Central Banks Poised to Cut Rates Amid Sluggish Growth
Last week saw rising expectations for central bank rate cuts as sluggish economic data and political uncertainty weighed on global markets. Bond yields fell, particularly in the U.S., signalling growing confidence that the Federal Reserve will cut rates at its December meeting next week.
U.S. Jobs Report: Mixed Signals for the Labour Market
November's U.S. non-farm payrolls report showed solid job growth of 227,000, in line with expectations. However, the unemployment rate ticked up to 4.2% from 4.1%, and the participation rate declined slightly - potential signs of cooling in the extremely tight labour market. While Fed officials noted the economy remains in good shape, the jobs data alongside soft ISM services and factory orders bolstered the case for a December rate cut, which markets are now pricing at around 80% odds.
Europe Grapples with Economic Stagnation and Political Turmoil
Economic data from Europe painted a bleak picture, with German industrial production and eurozone retail sales declining. A 25bp rate cut from the European Central Bank is widely anticipated this week. Political instability in France escalated as a no-confidence vote dissolved the government. President Macron has pledged to appoint a new prime minister swiftly, but the ongoing disarray casts doubt on economic reforms and fiscal discipline.
Canada and Australia Signal Further Easing Ahead
In Canada, unemployment spiked to 6.8% in November, prompting expectations of a 50bp rate cut. Meanwhile, Australia’s GDP grew just 0.3% last quarter, laying the groundwork for the RBA to follow other central banks in easing further, albeit cautiously and probably not until well into 2025.
Commodity Markets: Oil Prices Hold Steady Amid OPEC+ Delays
Commodities saw oil prices dip modestly after OPEC+ confirmed they will delay planned production increases until April due to the shaky demand outlook. However, prices remained fairly stable around $72/barrel. Cryptocurrency markets cheered the nomination of a pro-crypto SEC chief by the incoming U.S. administration.

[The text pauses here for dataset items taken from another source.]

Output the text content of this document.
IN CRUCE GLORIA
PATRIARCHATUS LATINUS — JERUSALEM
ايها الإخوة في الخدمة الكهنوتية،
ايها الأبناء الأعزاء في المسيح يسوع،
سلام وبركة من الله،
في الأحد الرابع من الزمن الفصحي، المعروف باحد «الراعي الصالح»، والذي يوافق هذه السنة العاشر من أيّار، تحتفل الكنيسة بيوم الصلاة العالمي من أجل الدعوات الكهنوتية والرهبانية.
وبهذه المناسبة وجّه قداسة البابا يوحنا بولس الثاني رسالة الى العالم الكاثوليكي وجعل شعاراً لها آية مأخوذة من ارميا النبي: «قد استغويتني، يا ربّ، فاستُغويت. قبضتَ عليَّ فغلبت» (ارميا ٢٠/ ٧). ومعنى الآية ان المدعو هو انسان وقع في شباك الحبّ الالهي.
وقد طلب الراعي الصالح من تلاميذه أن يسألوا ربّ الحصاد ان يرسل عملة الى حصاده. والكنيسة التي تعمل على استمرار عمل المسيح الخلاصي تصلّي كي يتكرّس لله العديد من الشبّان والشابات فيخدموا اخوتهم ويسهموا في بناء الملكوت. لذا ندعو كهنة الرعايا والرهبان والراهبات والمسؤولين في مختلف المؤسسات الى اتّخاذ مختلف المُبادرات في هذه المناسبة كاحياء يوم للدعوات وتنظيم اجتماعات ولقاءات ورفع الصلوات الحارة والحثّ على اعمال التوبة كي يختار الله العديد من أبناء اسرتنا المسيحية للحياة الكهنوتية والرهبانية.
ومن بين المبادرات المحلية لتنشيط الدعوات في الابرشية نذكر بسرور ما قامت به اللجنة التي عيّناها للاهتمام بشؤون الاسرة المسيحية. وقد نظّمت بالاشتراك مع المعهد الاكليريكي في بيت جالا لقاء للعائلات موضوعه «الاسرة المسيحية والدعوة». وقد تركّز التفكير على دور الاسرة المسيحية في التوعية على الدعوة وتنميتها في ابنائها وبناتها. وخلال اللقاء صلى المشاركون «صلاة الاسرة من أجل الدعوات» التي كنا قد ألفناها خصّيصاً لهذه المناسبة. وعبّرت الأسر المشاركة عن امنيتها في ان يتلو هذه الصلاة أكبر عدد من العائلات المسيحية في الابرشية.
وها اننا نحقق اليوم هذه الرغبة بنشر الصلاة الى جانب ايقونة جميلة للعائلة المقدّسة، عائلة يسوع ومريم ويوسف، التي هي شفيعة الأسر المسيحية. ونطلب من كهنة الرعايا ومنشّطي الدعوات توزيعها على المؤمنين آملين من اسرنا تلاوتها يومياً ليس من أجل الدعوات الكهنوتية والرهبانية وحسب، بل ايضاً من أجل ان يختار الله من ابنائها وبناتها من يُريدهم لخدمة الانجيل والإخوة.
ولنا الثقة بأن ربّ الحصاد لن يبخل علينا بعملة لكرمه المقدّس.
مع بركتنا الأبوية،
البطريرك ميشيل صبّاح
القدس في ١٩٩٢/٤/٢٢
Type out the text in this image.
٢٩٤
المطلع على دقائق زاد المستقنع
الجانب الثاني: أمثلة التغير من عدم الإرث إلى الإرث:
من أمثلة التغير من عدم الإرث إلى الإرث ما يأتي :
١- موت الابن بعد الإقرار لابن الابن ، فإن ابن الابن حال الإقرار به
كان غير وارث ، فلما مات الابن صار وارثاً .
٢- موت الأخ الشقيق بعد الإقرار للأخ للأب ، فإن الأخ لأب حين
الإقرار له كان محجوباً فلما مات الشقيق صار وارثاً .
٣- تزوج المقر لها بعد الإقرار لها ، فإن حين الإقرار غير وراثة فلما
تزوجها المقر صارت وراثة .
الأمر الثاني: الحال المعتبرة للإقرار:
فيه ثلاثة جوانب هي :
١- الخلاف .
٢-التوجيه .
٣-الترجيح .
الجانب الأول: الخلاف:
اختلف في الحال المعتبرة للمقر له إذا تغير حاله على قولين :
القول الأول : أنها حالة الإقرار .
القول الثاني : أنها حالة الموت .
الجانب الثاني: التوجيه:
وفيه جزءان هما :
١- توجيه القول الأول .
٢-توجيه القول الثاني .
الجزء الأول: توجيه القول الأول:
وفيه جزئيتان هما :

Asia-Pacific: Policy Shifts and Currency Movements
The Japanese yen strengthened as speculation around a Bank of Japan rate hike cooled following a rollback of hawkish comments by officials. In China, this week’s economic planning conference is expected to announce fiscal support, though no major stimulus is anticipated. Meanwhile, the Australian dollar fell nearly 2%, dropping below $0.64 on growth concerns. However, overnight China's Politburo announced plans for fiscal and monetary stimulus in 2025 earlier than expected. This includes boosting domestic demand, stabilizing property and stock markets, and allowing the fiscal deficit to exceed 3%. The announcement was light on details but the sentiment of greater policy support lifted Chinese equities by around 3%. Markets are waiting to see the actual policies that get implemented.
Equity Markets Reflect a Mixed Global Outlook
Equity markets showed mixed performance, with U.S. indices posting modest gains while European and Australian markets declined. Asian shares outperformed, buoyed by hopes of Chinese stimulus. Overall, the week highlighted a slowing global economy increasingly reliant on monetary and fiscal intervention.
Looking Ahead
Central bank meetings and inflation data over the coming week will be scrutinised for signals on the interest rate path in the months ahead with U.S. CPI in a couple of days likely to get the most attention.